The processing unit is specifically used for:

10. data summarization executive device according to claim 7, which is characterized in that the file attribute further includes output File directory；

It further include storage unit, for completing to store according to the output file catalogue after obtaining the processing result.

11. data summarization executive device according to claim 7, which is characterized in that further include having read memory module, use In:

12. data summarization executive device according to claim 7, which is characterized in that further include detection module, be used for:

The property parameters include Reduce task number；

Before obtaining the file attribute of input file of target aggregation process module, the attribute of all aggregation process modules is joined Reduce task number summation in number；

The property parameters include the resource information of Map/Reduce task；

Before obtaining the file attribute of input file of target aggregation process module, the attribute of all aggregation process modules is joined The value of occupying of the resource information of Map/Reduce task in number is maximized.

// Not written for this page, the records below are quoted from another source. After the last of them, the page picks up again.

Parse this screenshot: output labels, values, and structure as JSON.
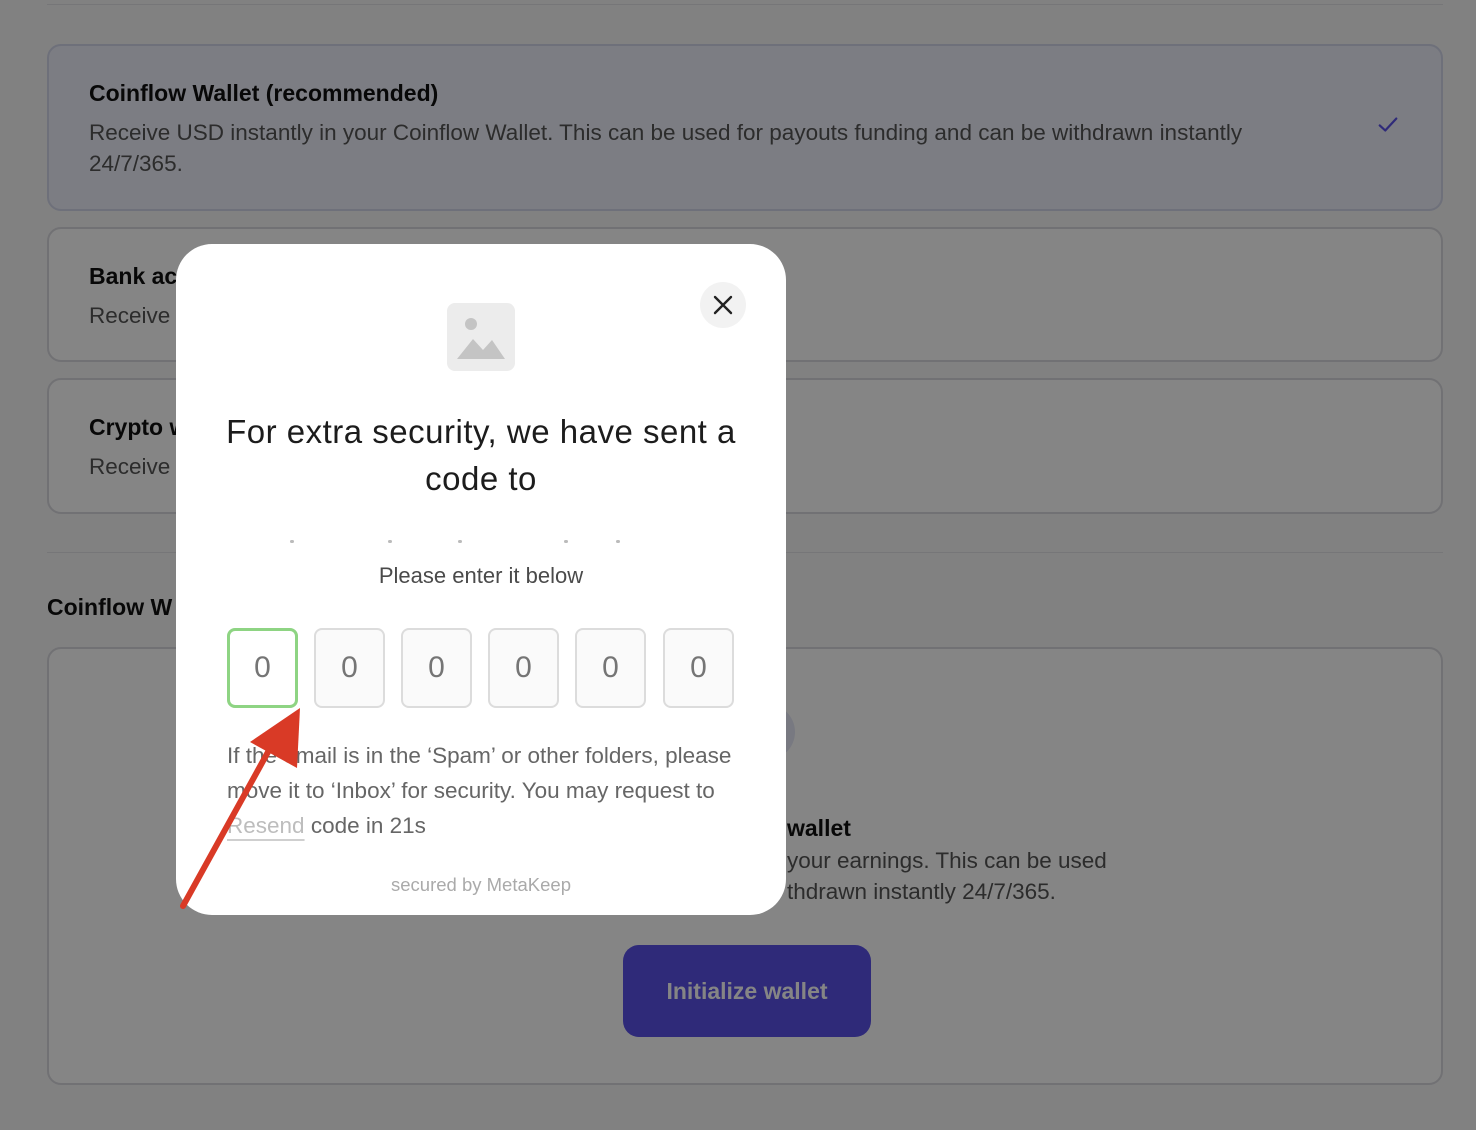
{
  "background": {
    "options": [
      {
        "title": "Coinflow Wallet (recommended)",
        "description": "Receive USD instantly in your Coinflow Wallet. This can be used for payouts funding and can be withdrawn instantly 24/7/365.",
        "selected": true
      },
      {
        "title": "Bank ac",
        "description": "Receive",
        "selected": false
      },
      {
        "title": "Crypto w",
        "description": "Receive",
        "selected": false
      }
    ],
    "section_title": "Coinflow W",
    "panel": {
      "heading": "wallet",
      "description": "your earnings. This can be used\nthdrawn instantly 24/7/365.",
      "button_label": "Initialize wallet"
    }
  },
  "modal": {
    "heading": "For extra security, we have sent a code to",
    "subheading": "Please enter it below",
    "otp_digits": [
      "0",
      "0",
      "0",
      "0",
      "0",
      "0"
    ],
    "help_text_before": "If the email is in the ‘Spam’ or other folders, please move it to ‘Inbox’ for security. You may request to ",
    "resend_label": "Resend",
    "help_text_after": " code in 21s",
    "footer": "secured by MetaKeep"
  },
  "colors": {
    "accent": "#5a52e8",
    "active_input_border": "#8ed483",
    "annotation_arrow": "#d93a26"
  }
}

13. a kind of electronic equipment including memory, processor and stores the calculating that can be run on a memory and on a processor Machine program, which is characterized in that the processor realizes that data are converged as described in any one of claim 1 to 6 when executing described program Total the step of executing method.

14. a kind of non-transient computer readable storage medium, is stored thereon with computer program, which is characterized in that the computer The step of data summarization executes method as described in any one of claim 1 to 6 is realized when program is executed by processor.